I also don’t particularly think the film is an accurate portrayal of what it means to be queer, or to have queer relationships. The age gap between Elio and Oliver (seven years, with Elio being 17 and therefore, still a minor) is worrying at best and paedophilic at worst. Even though the film is set in 1983 and not in 2018, there was a certain disconnect between the director’s intentions in representing queerness on screen, and the authenticity that I believe should be afforded to queer characters. Those who were mainly represented are both cis white men whose sensibilities and interests I don’t particularly relate to. So why did I react so viscerally?

I’m sure that Call Me By Your Name‘s stellar soundtrack also played a role in my subsequent breakdown; a host of musicians, from Sufjan Stevens to Ryuichi Sakamoto, scored the film to make sure I’d feel as heartbroken as possible once it reached its inevitably sorrowful conclusion. There was one song I found myself listening to over and over again after I’d seen the film: “Love My Way” by The Psychedelic Furs. This is the song that plays while Elio watches Oliver on the dance floor, and finally joins him in a moment of self-assuredness. The chorus goes like this: Love my way / it’s a new road / I follow where my mind goes. As 2018 dribbled on, I kept listening to this song and feeling more and more connected to those lyrics.

The more I think about my reaction, though, the more I think that in a way, my mom was right. Call Me By Your Name is a film about love and how deeply fleeting it can be, yet still incredibly meaningful and enriching. Towards the ending of the film, Elio and his father are having a conversation about Oliver’s departure and Elio’s sadness at the thought of never seeing him again. His father shares with him the following: “In your place, if there is pain, nurse it, and if there is a flame, don’t snuff it out, don’t be brutal with it. We rip out so much of ourselves to be cured of things faster than we should that we go bankrupt by the age of 30 and have less to offer each time we start with someone new. But to feel nothing so as not to feel anything—what a waste!”.
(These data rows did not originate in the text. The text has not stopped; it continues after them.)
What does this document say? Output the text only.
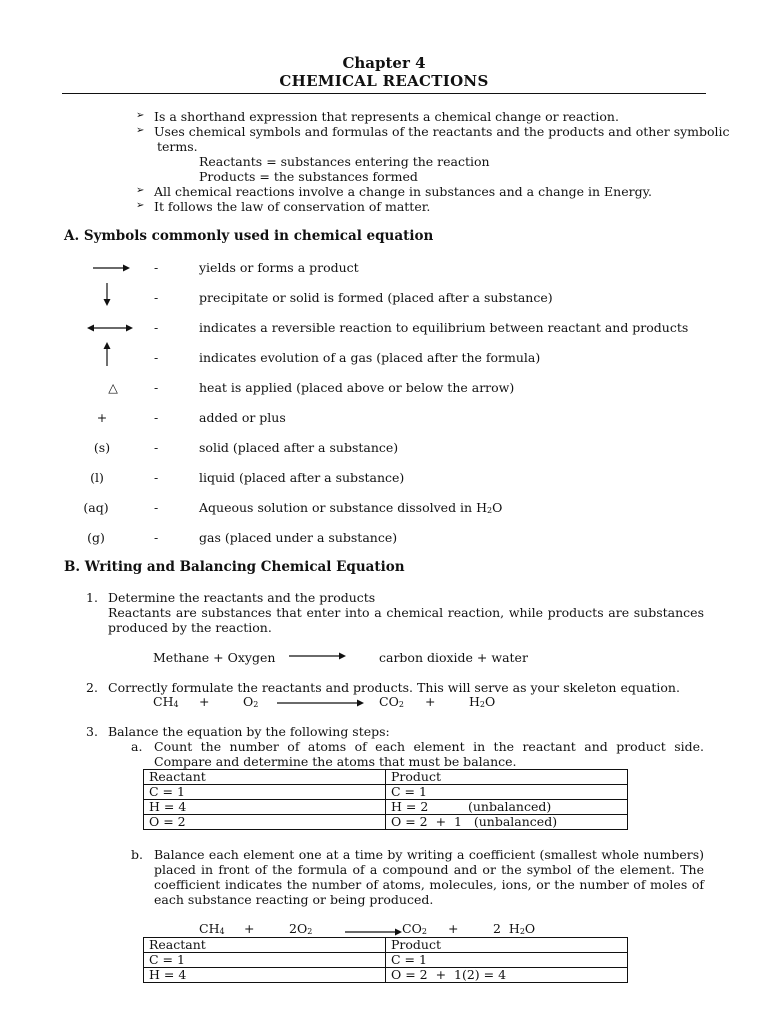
Chapter 4
CHEMICAL REACTIONS
➢ Is a shorthand expression that represents a chemical change or reaction.
➢ Uses chemical symbols and formulas of the reactants and the products and other symbolic
terms.
Reactants = substances entering the reaction
Products = the substances formed
➢ All chemical reactions involve a change in substances and a change in Energy.
➢ It follows the law of conservation of matter.
A. Symbols commonly used in chemical equation
-	yields or forms a product
-	precipitate or solid is formed (placed after a substance)
-	indicates a reversible reaction to equilibrium between reactant and products
-	indicates evolution of a gas (placed after the formula)
△	-	heat is applied (placed above or below the arrow)
+	-	added or plus
(s)	-	solid (placed after a substance)
(l)	-	liquid (placed after a substance)
(aq)	-	Aqueous solution or substance dissolved in $H_2O$
(g)	-	gas (placed under a substance)
B. Writing and Balancing Chemical Equation
1. Determine the reactants and the products
Reactants are substances that enter into a chemical reaction, while products are substances produced by the reaction.
Methane + Oxygen	carbon dioxide + water
2. Correctly formulate the reactants and products. This will serve as your skeleton equation.
$CH_4$ +	$O_2$	$CO_2$ +	$H_2O$
3. Balance the equation by the following steps:
a. Count the number of atoms of each element in the reactant and product side. Compare and determine the atoms that must be balance.
Reactant	Product
C = 1	C = 1
H = 4	H = 2          (unbalanced)
O = 2	O = 2  +  1   (unbalanced)
b. Balance each element one at a time by writing a coefficient (smallest whole numbers) placed in front of the formula of a compound and or the symbol of the element. The coefficient indicates the number of atoms, molecules, ions, or the number of moles of each substance reacting or being produced.
$CH_4$ +	$2O_2$	$CO_2$ +	2  $H_2O$
Reactant	Product
C = 1	C = 1
H = 4	O = 2  +  1(2) = 4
I’d never heard anyone so accurately describe something that I had thought about many times before. In love in all its forms, we are taught to suppress our feelings very early on in order to avoid pain in case of failure. This is a question of survival for most of us, and I think it applies to most of the things we are passionate about. But sometimes, it makes us passive. I’m tired of passivity. I’ve been taught to stay quiet and manage my feelings in the corner for long enough.

So on January 1st, 2018, I made a promise to myself to feel everything as deeply as I could this year, to follow my instincts, and to react accordingly. To me, it meant something that this was the first piece of mainstream media I consumed in 2018. I’m looking forward to a year where complacency is gradually pushed out of the picture, where being passive is no longer an option, and where we fight even harder for what we believe in. Where queer stories can be told in more accurate ways without the weight of a hegemonic Hollywood limiting them. I’m looking forward to love, my way.